We’ve wanted to release all the Git repositories we are able to clone since the beginning of source{d}. Back in 2016 we stored millions of Git packfiles in Google Cloud Storage and the metadata in MongoDB. It worked well for us but that scheme did not allow to share the data. Then we decided to go bare metal in 2017 and started to build our infrastructure from scratch. One of the important changes was the creation of the SivaGit repository archive format. Siva resembles Tar but the index is placed at the end of the file to allow cheap append operations. We re-invented the concept of a “rooted repository” where all branches from the same root are placed together, and therefore the corresponding packfiles are appended to the same Siva file while we are massively cloning Git repositories. It is not unique - GitHub has a similar approach to storing forks internally. The main benefit is reusing the Git objects between branches and thus reducing the size on disk.

So when our next-gen retrieval pipeline emerged, we realized that the dataset time has come. It is surely difficult to open access to the whole Git world (we clone from BitBucket, Savannah, servers in the wild, etc.) because the size is too big, so we started from putting a threshold to the number of stargazers on GitHub and picking the most popular projects. This threshold was set to 50 from Vadim’s historical default limit in GitHubStars. The plan was to distribute the Siva files generated from those popular repositories. Later we realized that having only the Siva files is not enough - people wanted to tighten the stars limit, filter by main programming language or by license. The idea of an index file appeared where we would place various metadata, either existing or mined after cloning.
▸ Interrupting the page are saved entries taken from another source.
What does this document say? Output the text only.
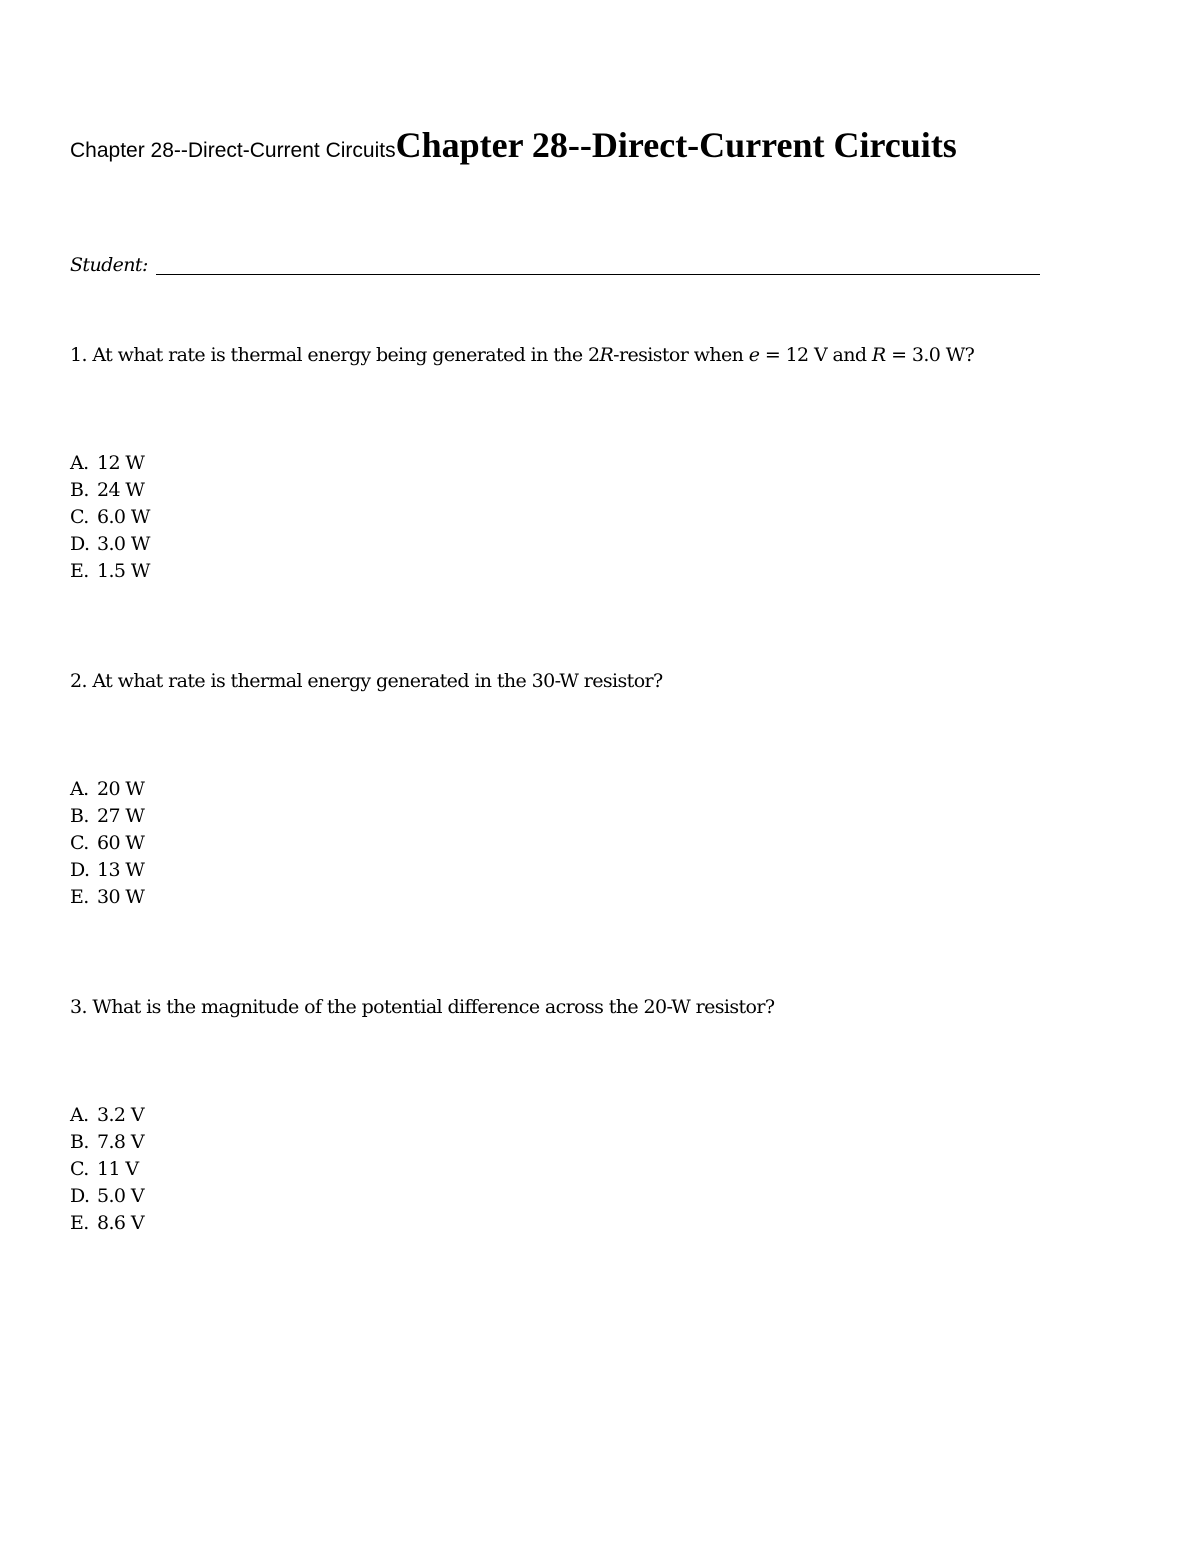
Chapter 28--Direct-Current CircuitsChapter 28--Direct-Current Circuits
Student:
1. At what rate is thermal energy being generated in the 2R-resistor when e = 12 V and R = 3.0 W?
A. 12 W
B. 24 W
C. 6.0 W
D. 3.0 W
E. 1.5 W
2. At what rate is thermal energy generated in the 30-W resistor?
A. 20 W
B. 27 W
C. 60 W
D. 13 W
E. 30 W
3. What is the magnitude of the potential difference across the 20-W resistor?
A. 3.2 V
B. 7.8 V
C. 11 V
D. 5.0 V
E. 8.6 V
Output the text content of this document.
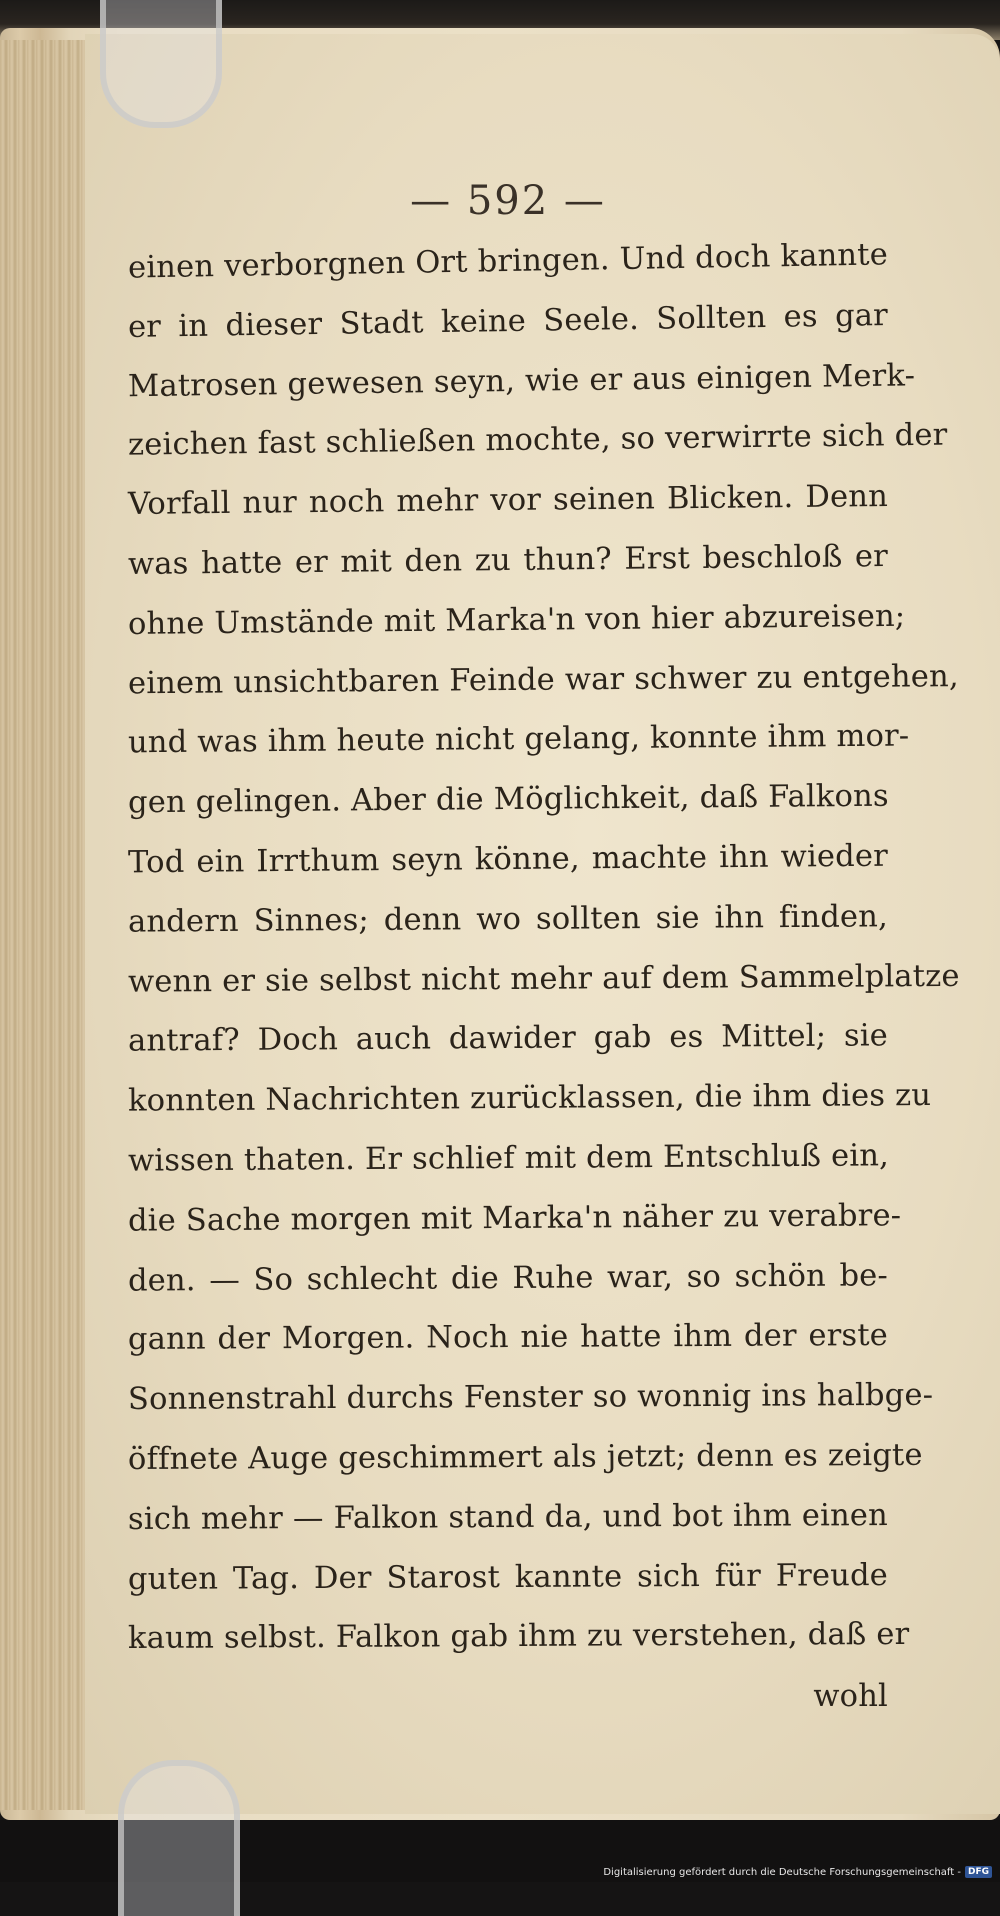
— 592 —
einen verborgnen Ort bringen. Und doch kannte
er in dieser Stadt keine Seele. Sollten es gar
Matrosen gewesen seyn, wie er aus einigen Merk-
zeichen fast schließen mochte, so verwirrte sich der
Vorfall nur noch mehr vor seinen Blicken. Denn
was hatte er mit den zu thun? Erst beschloß er
ohne Umstände mit Marka'n von hier abzureisen;
einem unsichtbaren Feinde war schwer zu entgehen,
und was ihm heute nicht gelang, konnte ihm mor-
gen gelingen. Aber die Möglichkeit, daß Falkons
Tod ein Irrthum seyn könne, machte ihn wieder
andern Sinnes; denn wo sollten sie ihn finden,
wenn er sie selbst nicht mehr auf dem Sammelplatze
antraf? Doch auch dawider gab es Mittel; sie
konnten Nachrichten zurücklassen, die ihm dies zu
wissen thaten. Er schlief mit dem Entschluß ein,
die Sache morgen mit Marka'n näher zu verabre-
den. — So schlecht die Ruhe war, so schön be-
gann der Morgen. Noch nie hatte ihm der erste
Sonnenstrahl durchs Fenster so wonnig ins halbge-
öffnete Auge geschimmert als jetzt; denn es zeigte
sich mehr — Falkon stand da, und bot ihm einen
guten Tag. Der Starost kannte sich für Freude
kaum selbst. Falkon gab ihm zu verstehen, daß er
wohl
Digitalisierung gefördert durch die Deutsche Forschungsgemeinschaft - DFG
Cloning Git repositories is hard as 🔥HELL🔥:

  • Integration between Gerrit and GitHub produces hundreds of standalone Git references. E.g. google/angle becomes spread over 6,600 Siva files, each with a tiny single ref coming from a Gerrit review.
  • Git Bomb - an “uncloneable” repository. By the way, we cloned it.
  • Some repositories have packfiles in the old deprecated format. go-git handles them.
  • Load balancing is difficult. 90% of the repositories are compact and fly fast, however, the remaining 10% take up 50% of the total size of the dataset and are really lengthy to process.
  • Analyzing big repositories requires much memory, as much as 128 GB. Thus our pipeline kept exploding again and again and we restarted it with a firm hand.

We had to take into account the removed repositories. Over 3,000 were deleted within few months. We discovered a few repositories with porn while inspecting the outliers by repository size (no links here, sorry, join our community Slack and direct message).

Overall, our Data Retrieval team did a fantastic job. It was great to see how the numerous open source libraries they developed played together to deliver the dataset.


As for the mining of Git repositories, we attended Mining Software Repositories (MSR) conference in 2017 and loved it. There was an opportunity to submit a paper about our dataset to the “Data Showcase” track on MSR’18. We took action, wrote the paper and luckily for us it was accepted.

Access the paper here

Vadim is presenting Public Git Archive on MSR’18/ICSE’18.

We used Overleaf to write the paper.


We presented the poster about PGA on MSR’18 poster session. It was created in Adobe Illustrator and Inkscape.

Conference attendees looking at the PGA poster on MSR’18/ICSE’18.